US urges Israel to conclude probe into killing of American activist in West Bank
Tunc said Turkey would forward that report to the UN Human Rights Council and to the ongoing case against Israel at the International Court of Justice.
“We will continue to defend the right of our sister Aysenur and our Palestinian brothers,” he added.
Turkey’s foreign ministry said the formal procedures for the transfer of the body had been concluded through its embassy in Tel Aviv and consulate in Jerusalem.
“The body of the deceased will arrive in Turkey tomorrow,” it said. “We once again condemn this murder committed by the genocidal Netanyahu government.”
Eygi’s family had been hoping to hold her funeral on Friday but her father said it would now take place a day later.
“The district governor told us that she will arrive in Istanbul tomorrow morning, then to Izmir. The funeral will take place here in Didim on Saturday,” Mehmet Suat Eygi, 60, told journalists following his arrival from the US, where he lives.

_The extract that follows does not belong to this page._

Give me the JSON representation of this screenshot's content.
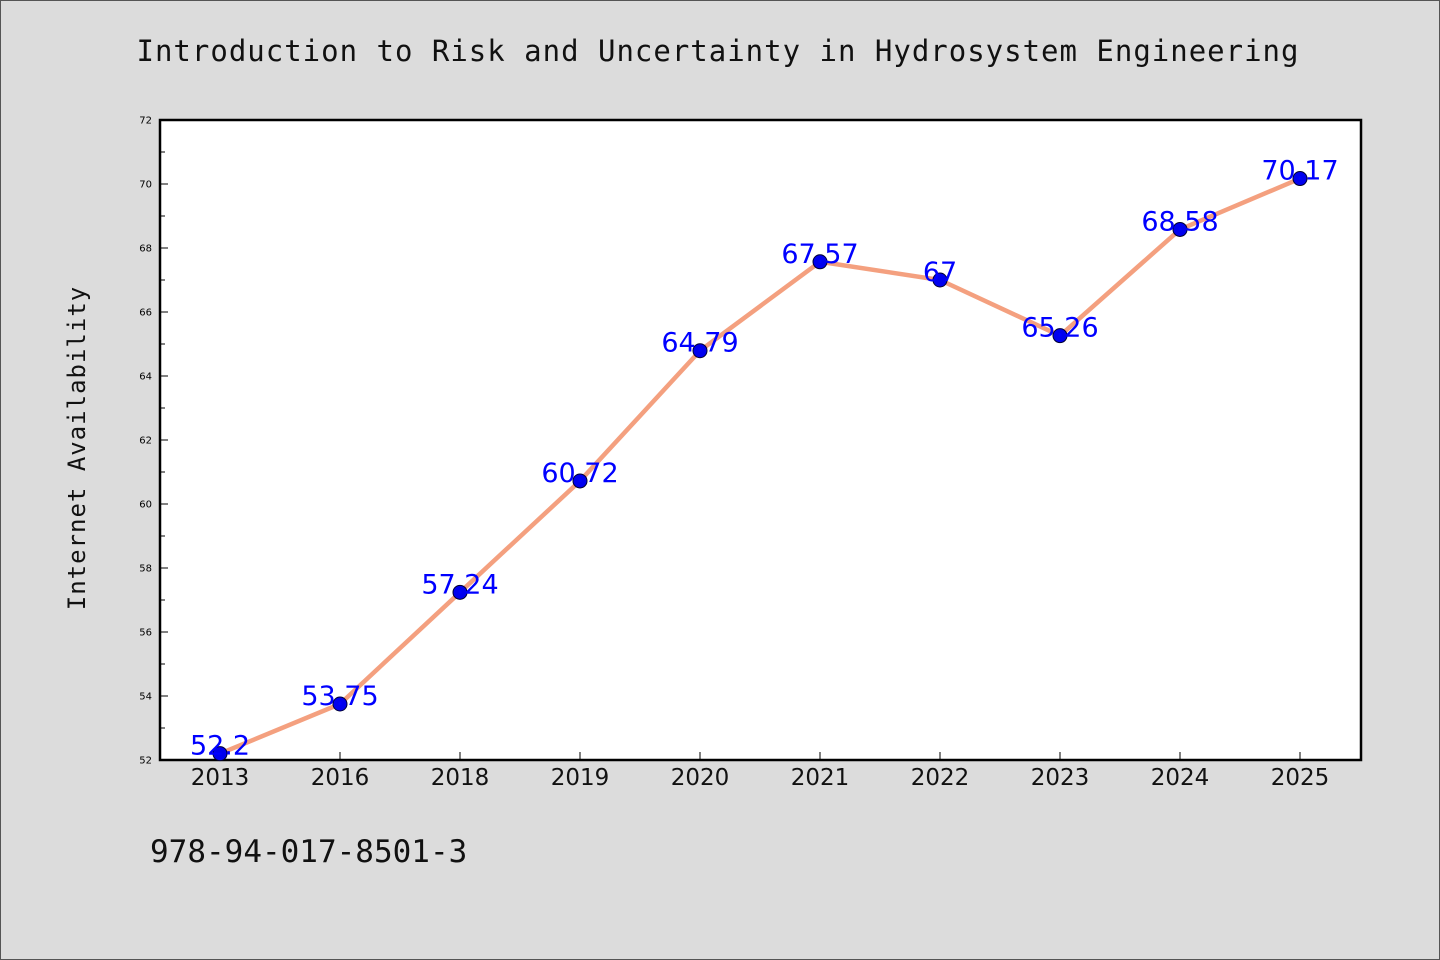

“It’s sad but it’s also a source of pride for Didim,” Eygi’s uncle Ali Tikkim, 67, who lives in the town, said on Wednesday.
“It’s important that a young girl, martyred and sensitive to the world is buried here.”
Tikkim said Eygi’s mother, who lives in Seattle on the US west coast, had arrived in Didim on Wednesday.
Turkish President Recep Tayyip Erdogan has vowed to ensure “that Aysenur Ezgi’s death does not go unpunished”.